What Multi-Head Attention Accomplished¶

We started with embeddings where each position was independent. After multi-head attention:

Each position’s representation incorporates information from previous positions
Two different “perspectives” (heads) contributed to this mixing
The output projection combined these perspectives into a unified representation

The model hasn’t changed the number of positions—we still have 5 vectors of dimension 16. But the content of those vectors is now context-dependent. This is the fundamental innovation of attention.

What’s Next¶

Multi-head attention is done. But we’re not finished with the transformer block.

Next comes the feed-forward network (FFN)—a simple two-layer neural network applied to each position independently.

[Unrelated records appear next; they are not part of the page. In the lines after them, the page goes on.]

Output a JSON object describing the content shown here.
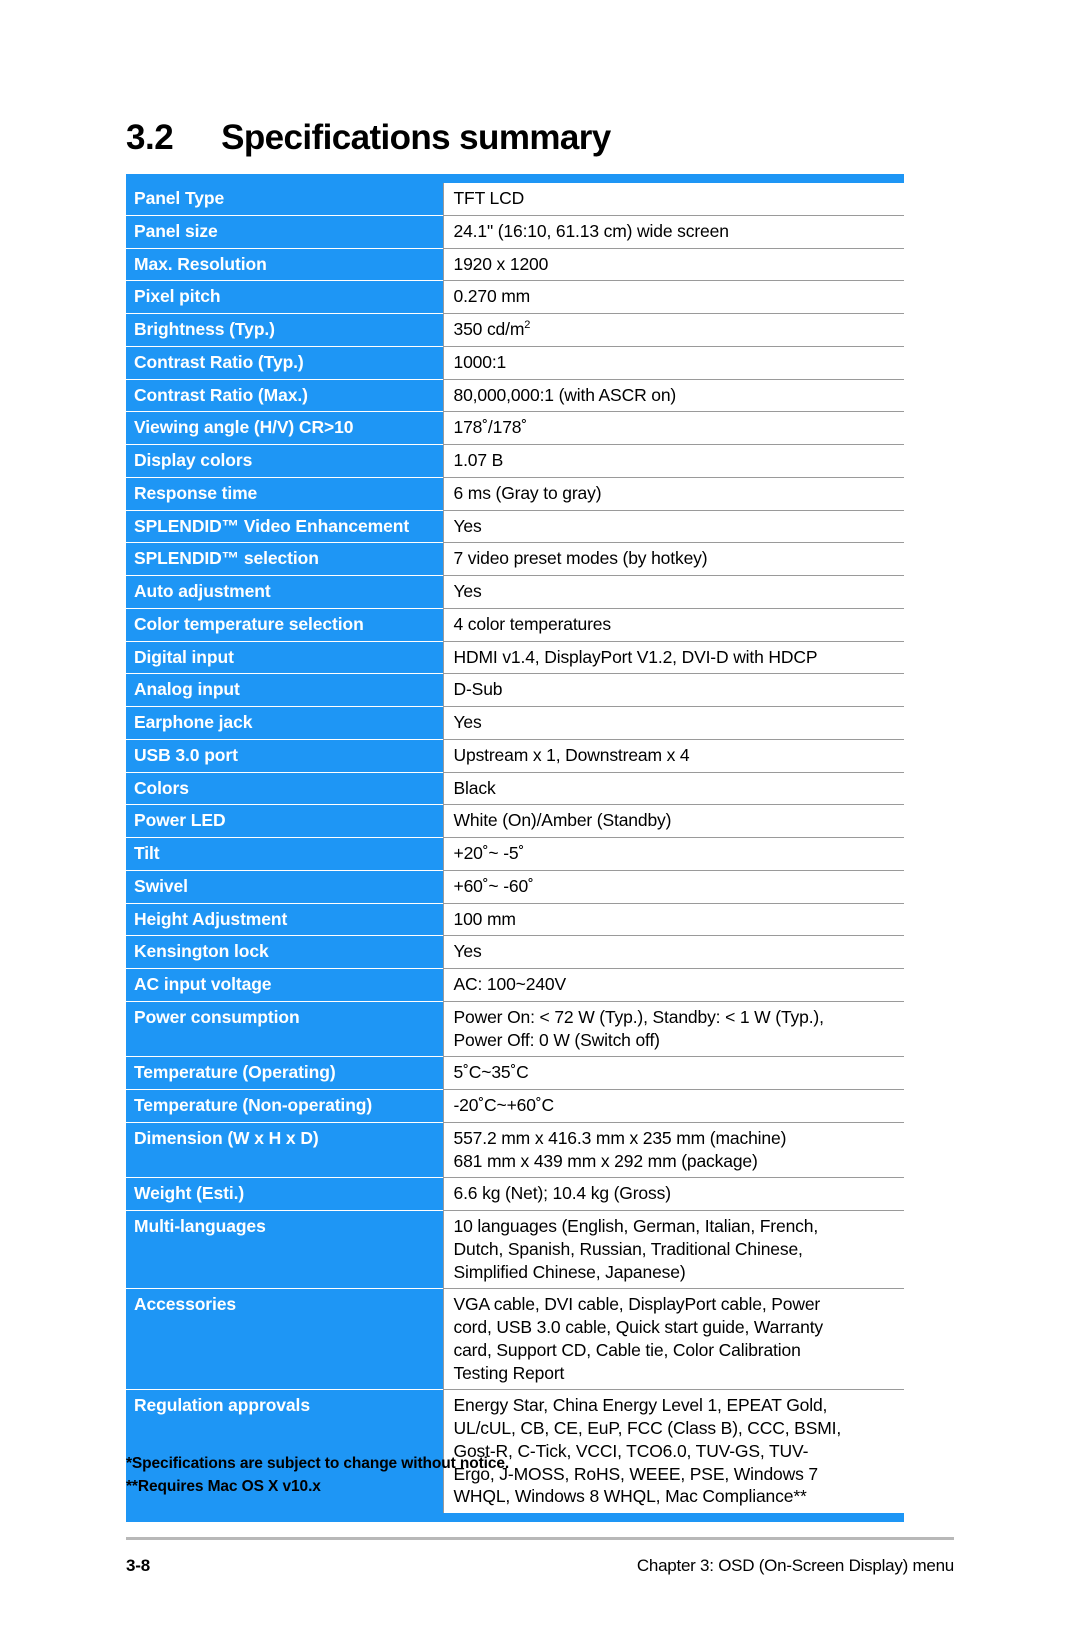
{
  "heading": {
    "number": "3.2",
    "title": "Specifications summary"
  },
  "spec_table": {
    "rows": [
      {
        "label": "Panel Type",
        "value": "TFT LCD"
      },
      {
        "label": "Panel size",
        "value": "24.1\" (16:10, 61.13 cm) wide screen"
      },
      {
        "label": "Max. Resolution",
        "value": "1920 x 1200"
      },
      {
        "label": "Pixel pitch",
        "value": "0.270 mm"
      },
      {
        "label": "Brightness (Typ.)",
        "value": "350 cd/m",
        "value_sup": "2"
      },
      {
        "label": "Contrast Ratio (Typ.)",
        "value": "1000:1"
      },
      {
        "label": "Contrast Ratio (Max.)",
        "value": "80,000,000:1 (with ASCR on)"
      },
      {
        "label": "Viewing angle (H/V) CR>10",
        "value": "178˚/178˚"
      },
      {
        "label": "Display colors",
        "value": "1.07 B"
      },
      {
        "label": "Response time",
        "value": "6 ms (Gray to gray)"
      },
      {
        "label": "SPLENDID™ Video Enhancement",
        "value": "Yes"
      },
      {
        "label": "SPLENDID™ selection",
        "value": "7 video preset modes (by hotkey)"
      },
      {
        "label": "Auto adjustment",
        "value": "Yes"
      },
      {
        "label": "Color temperature selection",
        "value": "4 color temperatures"
      },
      {
        "label": "Digital input",
        "value": "HDMI v1.4, DisplayPort V1.2, DVI-D with HDCP"
      },
      {
        "label": "Analog input",
        "value": "D-Sub"
      },
      {
        "label": "Earphone jack",
        "value": "Yes"
      },
      {
        "label": "USB 3.0 port",
        "value": "Upstream x 1, Downstream x 4"
      },
      {
        "label": "Colors",
        "value": "Black"
      },
      {
        "label": "Power LED",
        "value": "White (On)/Amber (Standby)"
      },
      {
        "label": "Tilt",
        "value": "+20˚~ -5˚"
      },
      {
        "label": "Swivel",
        "value": "+60˚~ -60˚"
      },
      {
        "label": "Height Adjustment",
        "value": "100 mm"
      },
      {
        "label": "Kensington lock",
        "value": "Yes"
      },
      {
        "label": "AC input voltage",
        "value": "AC: 100~240V"
      },
      {
        "label": "Power consumption",
        "value": "Power On: < 72 W (Typ.), Standby: < 1 W (Typ.),\nPower Off: 0 W (Switch off)"
      },
      {
        "label": "Temperature (Operating)",
        "value": "5˚C~35˚C"
      },
      {
        "label": "Temperature (Non-operating)",
        "value": "-20˚C~+60˚C"
      },
      {
        "label": "Dimension (W x H x D)",
        "value": "557.2 mm x 416.3 mm x 235 mm (machine)\n681 mm x 439 mm x 292 mm (package)"
      },
      {
        "label": "Weight (Esti.)",
        "value": "6.6 kg (Net); 10.4 kg (Gross)"
      },
      {
        "label": "Multi-languages",
        "value": "10 languages (English, German, Italian, French,\nDutch, Spanish, Russian, Traditional Chinese,\nSimplified Chinese, Japanese)"
      },
      {
        "label": "Accessories",
        "value": "VGA cable, DVI cable, DisplayPort cable, Power\ncord, USB 3.0 cable, Quick start guide, Warranty\ncard, Support CD, Cable tie, Color Calibration\nTesting Report"
      },
      {
        "label": "Regulation approvals",
        "value": "Energy Star, China Energy Level 1, EPEAT Gold,\nUL/cUL, CB, CE, EuP, FCC (Class B), CCC, BSMI,\nGost-R, C-Tick, VCCI, TCO6.0, TUV-GS, TUV-\nErgo, J-MOSS, RoHS, WEEE, PSE, Windows 7\nWHQL, Windows 8 WHQL, Mac Compliance**"
      }
    ]
  },
  "footnotes": {
    "line1": "*Specifications are subject to change without notice.",
    "line2": "**Requires Mac OS X v10.x"
  },
  "footer": {
    "page_number": "3-8",
    "chapter": "Chapter 3: OSD (On-Screen Display) menu"
  },
  "colors": {
    "accent_blue": "#1e96f5",
    "label_text": "#ffffff",
    "value_text": "#000000",
    "rule_gray": "#b8b8b8",
    "cell_border": "#9a9a9a"
  }
}
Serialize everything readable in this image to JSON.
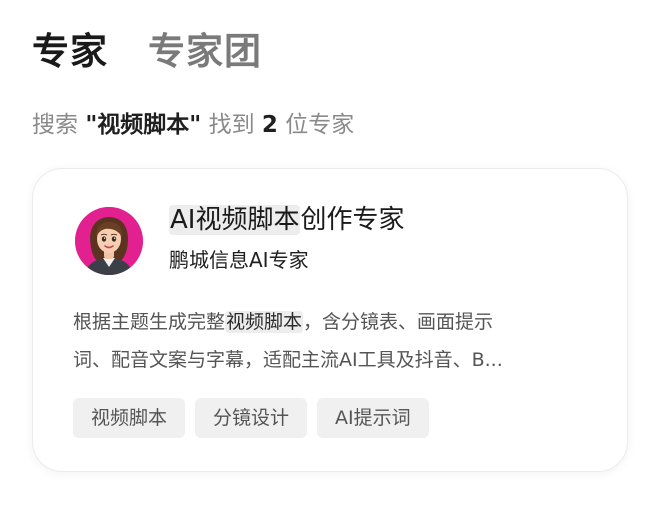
{
  "tabs": [
    {
      "label": "专家",
      "active": true
    },
    {
      "label": "专家团",
      "active": false
    }
  ],
  "search_summary": {
    "prefix": "搜索",
    "query": "\"视频脚本\"",
    "middle": "找到",
    "count": "2",
    "suffix": "位专家"
  },
  "card": {
    "avatar_icon": "female-assistant-avatar",
    "title_highlight": "AI视频脚本",
    "title_rest": "创作专家",
    "subtitle": "鹏城信息AI专家",
    "desc_line1_before": "根据主题生成完整",
    "desc_line1_highlight": "视频脚本",
    "desc_line1_after": "，含分镜表、画面提示",
    "desc_line2": "词、配音文案与字幕，适配主流AI工具及抖音、B...",
    "tags": [
      "视频脚本",
      "分镜设计",
      "AI提示词"
    ]
  },
  "colors": {
    "avatar_bg": "#e3208f",
    "highlight_bg": "#ededed",
    "tag_bg": "#f0f0f0"
  }
}
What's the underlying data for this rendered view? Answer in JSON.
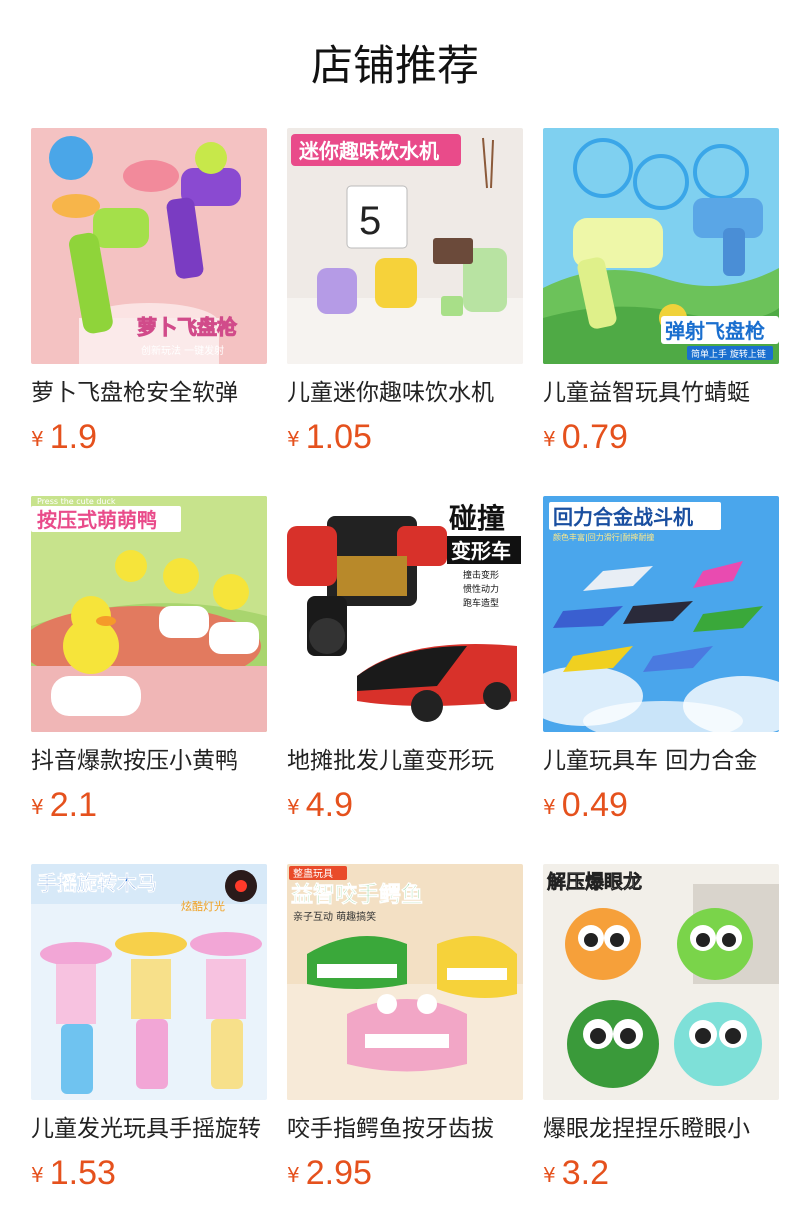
{
  "page_title": "店铺推荐",
  "currency_symbol": "¥",
  "products": [
    {
      "name": "萝卜飞盘枪安全软弹",
      "price": "1.9",
      "image_title": "萝卜飞盘枪",
      "image_subtitle": "创新玩法 一键发射"
    },
    {
      "name": "儿童迷你趣味饮水机",
      "price": "1.05",
      "image_title": "迷你趣味饮水机",
      "image_subtitle": "5"
    },
    {
      "name": "儿童益智玩具竹蜻蜓",
      "price": "0.79",
      "image_title": "弹射飞盘枪",
      "image_subtitle": "简单上手  旋转上链"
    },
    {
      "name": "抖音爆款按压小黄鸭",
      "price": "2.1",
      "image_title": "按压式萌萌鸭",
      "image_subtitle": "Press the cute duck"
    },
    {
      "name": "地摊批发儿童变形玩",
      "price": "4.9",
      "image_title": "碰撞",
      "image_subtitle": "变形车",
      "image_notes": [
        "撞击变形",
        "惯性动力",
        "跑车造型"
      ]
    },
    {
      "name": "儿童玩具车 回力合金",
      "price": "0.49",
      "image_title": "回力合金战斗机",
      "image_subtitle": "颜色丰富|回力滑行|耐摔耐撞"
    },
    {
      "name": "儿童发光玩具手摇旋转",
      "price": "1.53",
      "image_title": "手摇旋转木马",
      "image_subtitle": "炫酷灯光"
    },
    {
      "name": "咬手指鳄鱼按牙齿拔",
      "price": "2.95",
      "image_title": "益智咬手鳄鱼",
      "image_subtitle": "亲子互动 萌趣搞笑",
      "image_tag": "整蛊玩具"
    },
    {
      "name": "爆眼龙捏捏乐瞪眼小",
      "price": "3.2",
      "image_title": "解压爆眼龙",
      "image_subtitle": ""
    }
  ],
  "colors": {
    "price": "#e5511d",
    "title": "#111111",
    "name": "#222222"
  }
}
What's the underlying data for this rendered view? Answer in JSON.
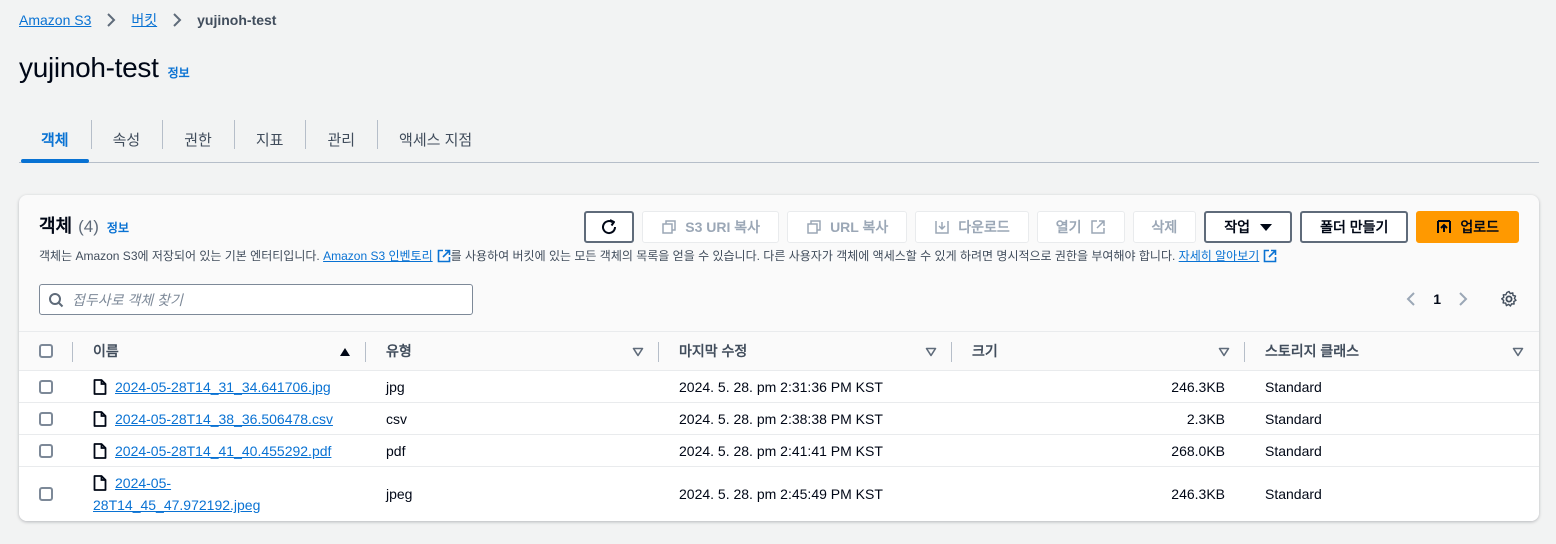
{
  "breadcrumb": {
    "root": "Amazon S3",
    "buckets": "버킷",
    "current": "yujinoh-test"
  },
  "page": {
    "title": "yujinoh-test",
    "info": "정보"
  },
  "tabs": [
    {
      "label": "객체",
      "active": true
    },
    {
      "label": "속성"
    },
    {
      "label": "권한"
    },
    {
      "label": "지표"
    },
    {
      "label": "관리"
    },
    {
      "label": "액세스 지점"
    }
  ],
  "objects_panel": {
    "title": "객체",
    "count": "(4)",
    "info": "정보",
    "desc_part1": "객체는 Amazon S3에 저장되어 있는 기본 엔터티입니다. ",
    "desc_link1": "Amazon S3 인벤토리",
    "desc_part2": "를 사용하여 버킷에 있는 모든 객체의 목록을 얻을 수 있습니다. 다른 사용자가 객체에 액세스할 수 있게 하려면 명시적으로 권한을 부여해야 합니다. ",
    "desc_link2": "자세히 알아보기",
    "search_placeholder": "접두사로 객체 찾기",
    "page_number": "1"
  },
  "toolbar": {
    "refresh_icon": "refresh-icon",
    "copy_s3_uri": "S3 URI 복사",
    "copy_url": "URL 복사",
    "download": "다운로드",
    "open": "열기",
    "delete": "삭제",
    "actions": "작업",
    "create_folder": "폴더 만들기",
    "upload": "업로드",
    "upload_color": "#ff9900"
  },
  "table": {
    "columns": {
      "name": "이름",
      "type": "유형",
      "modified": "마지막 수정",
      "size": "크기",
      "storage_class": "스토리지 클래스"
    },
    "rows": [
      {
        "name": "2024-05-28T14_31_34.641706.jpg",
        "type": "jpg",
        "modified": "2024. 5. 28. pm 2:31:36 PM KST",
        "size": "246.3KB",
        "storage_class": "Standard"
      },
      {
        "name": "2024-05-28T14_38_36.506478.csv",
        "type": "csv",
        "modified": "2024. 5. 28. pm 2:38:38 PM KST",
        "size": "2.3KB",
        "storage_class": "Standard"
      },
      {
        "name": "2024-05-28T14_41_40.455292.pdf",
        "type": "pdf",
        "modified": "2024. 5. 28. pm 2:41:41 PM KST",
        "size": "268.0KB",
        "storage_class": "Standard"
      },
      {
        "name_line1": "2024-05-",
        "name_line2": "28T14_45_47.972192.jpeg",
        "type": "jpeg",
        "modified": "2024. 5. 28. pm 2:45:49 PM KST",
        "size": "246.3KB",
        "storage_class": "Standard"
      }
    ]
  }
}
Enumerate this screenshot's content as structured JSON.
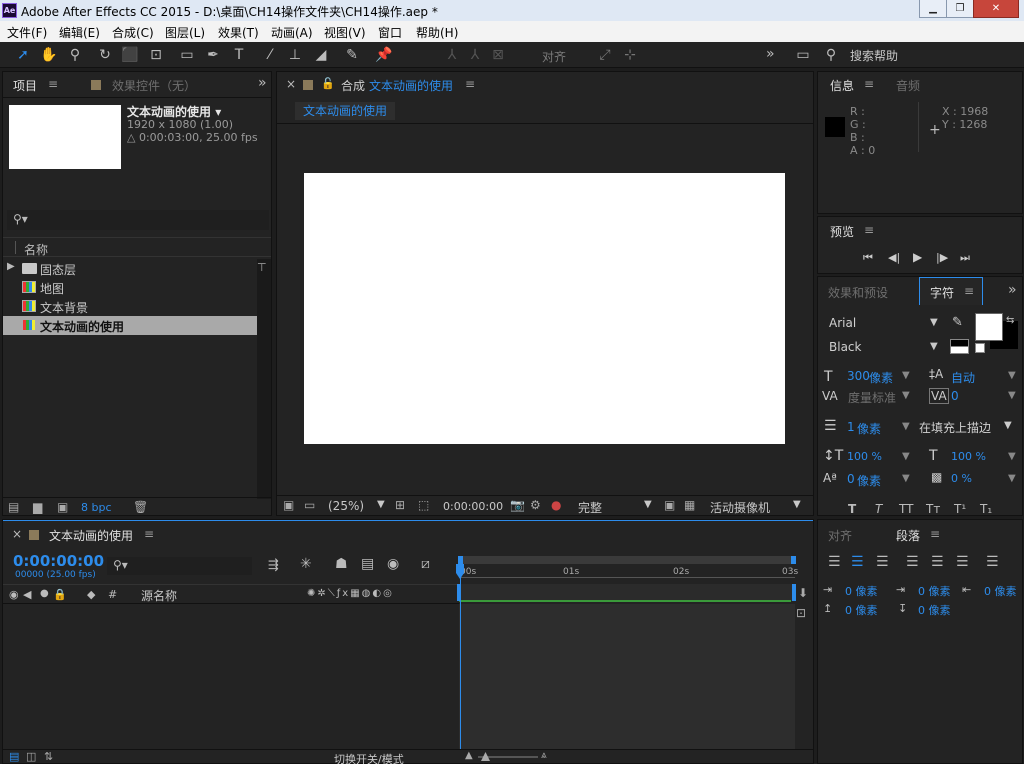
{
  "window": {
    "title": "Adobe After Effects CC 2015 - D:\\桌面\\CH14操作文件夹\\CH14操作.aep *",
    "app_icon": "Ae",
    "minimize": "▁",
    "restore": "❐",
    "close": "✕"
  },
  "menu": [
    "文件(F)",
    "编辑(E)",
    "合成(C)",
    "图层(L)",
    "效果(T)",
    "动画(A)",
    "视图(V)",
    "窗口",
    "帮助(H)"
  ],
  "toolbar": {
    "align_label": "对齐",
    "more": "»",
    "search_help": "搜索帮助"
  },
  "project_panel": {
    "tab_project": "项目",
    "tab_effects": "效果控件（无）",
    "more": "»",
    "comp_name": "文本动画的使用",
    "dropdown_arrow": "▾",
    "comp_size": "1920 x 1080 (1.00)",
    "comp_duration": "△ 0:00:03:00, 25.00 fps",
    "search_placeholder": "",
    "column_name": "名称",
    "items": [
      {
        "label": "固态层",
        "type": "folder"
      },
      {
        "label": "地图",
        "type": "comp"
      },
      {
        "label": "文本背景",
        "type": "comp"
      },
      {
        "label": "文本动画的使用",
        "type": "comp",
        "selected": true
      }
    ],
    "bpc": "8 bpc"
  },
  "composition_panel": {
    "close": "×",
    "tab_prefix": "合成",
    "tab_name": "文本动画的使用",
    "flowchart_label": "文本动画的使用",
    "zoom": "(25%)",
    "timecode": "0:00:00:00",
    "resolution": "完整",
    "camera": "活动摄像机"
  },
  "info_panel": {
    "tab_info": "信息",
    "tab_audio": "音频",
    "r": "R :",
    "g": "G :",
    "b": "B :",
    "a": "A : 0",
    "x": "X : 1968",
    "y": "Y : 1268"
  },
  "preview_panel": {
    "title": "预览",
    "controls": [
      "⏮",
      "◀|",
      "▶",
      "|▶",
      "⏭"
    ]
  },
  "character_panel": {
    "tab_effects_presets": "效果和预设",
    "tab_character": "字符",
    "more": "»",
    "font": "Arial",
    "style": "Black",
    "size_value": "300",
    "size_unit": "像素",
    "leading": "自动",
    "kerning": "度量标准",
    "tracking": "0",
    "stroke_width_value": "1",
    "stroke_width_unit": "像素",
    "stroke_mode": "在填充上描边",
    "vscale": "100 %",
    "hscale": "100 %",
    "baseline_value": "0",
    "baseline_unit": "像素",
    "tsume": "0 %",
    "styles": [
      "T",
      "T",
      "TT",
      "Tт",
      "T¹",
      "T₁"
    ]
  },
  "paragraph_panel": {
    "tab_align": "对齐",
    "tab_paragraph": "段落",
    "indent_left": "0 像素",
    "indent_first": "0 像素",
    "indent_right": "0 像素",
    "space_before": "0 像素",
    "space_after": "0 像素"
  },
  "timeline_panel": {
    "close": "×",
    "tab_name": "文本动画的使用",
    "timecode": "0:00:00:00",
    "frames": "00000 (25.00 fps)",
    "col_source": "源名称",
    "col_hash": "#",
    "ticks": [
      "00s",
      "01s",
      "02s",
      "03s"
    ],
    "toggle_label": "切换开关/模式"
  },
  "colors": {
    "accent_blue": "#2d8ceb",
    "panel_bg": "#232323",
    "app_bg": "#1d1d1d",
    "timeline_green": "#3a9a3a"
  }
}
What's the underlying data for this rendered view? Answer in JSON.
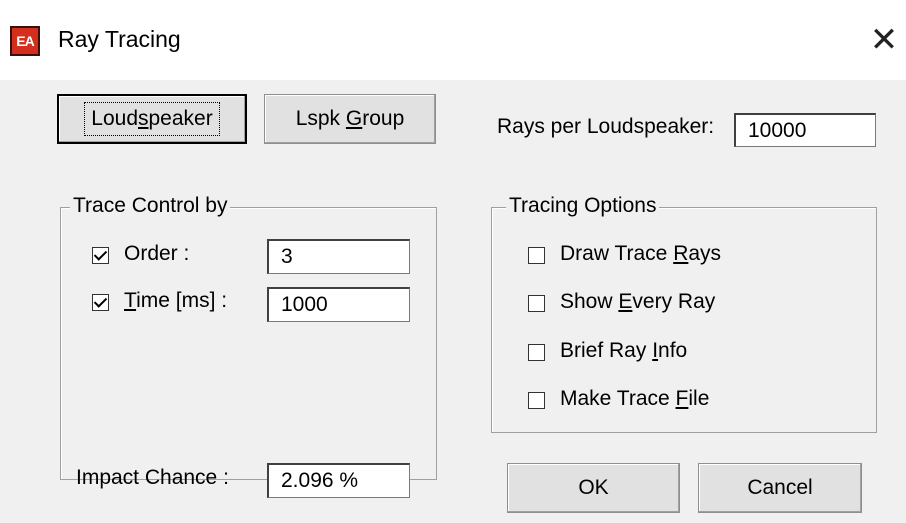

Where attention lets positions communicate, the FFN lets each position process the information it’s gathered.

# Store for next notebook
multi_head_data = {
    'X': X,
    'tokens': tokens,
    'multi_head_output': multi_head_output,
    'W_O': W_O,
    'concat_output': concat_output
}
print("Multi-head attention complete. Ready for feed-forward network.")

Multi-head attention complete. Ready for feed-forward network.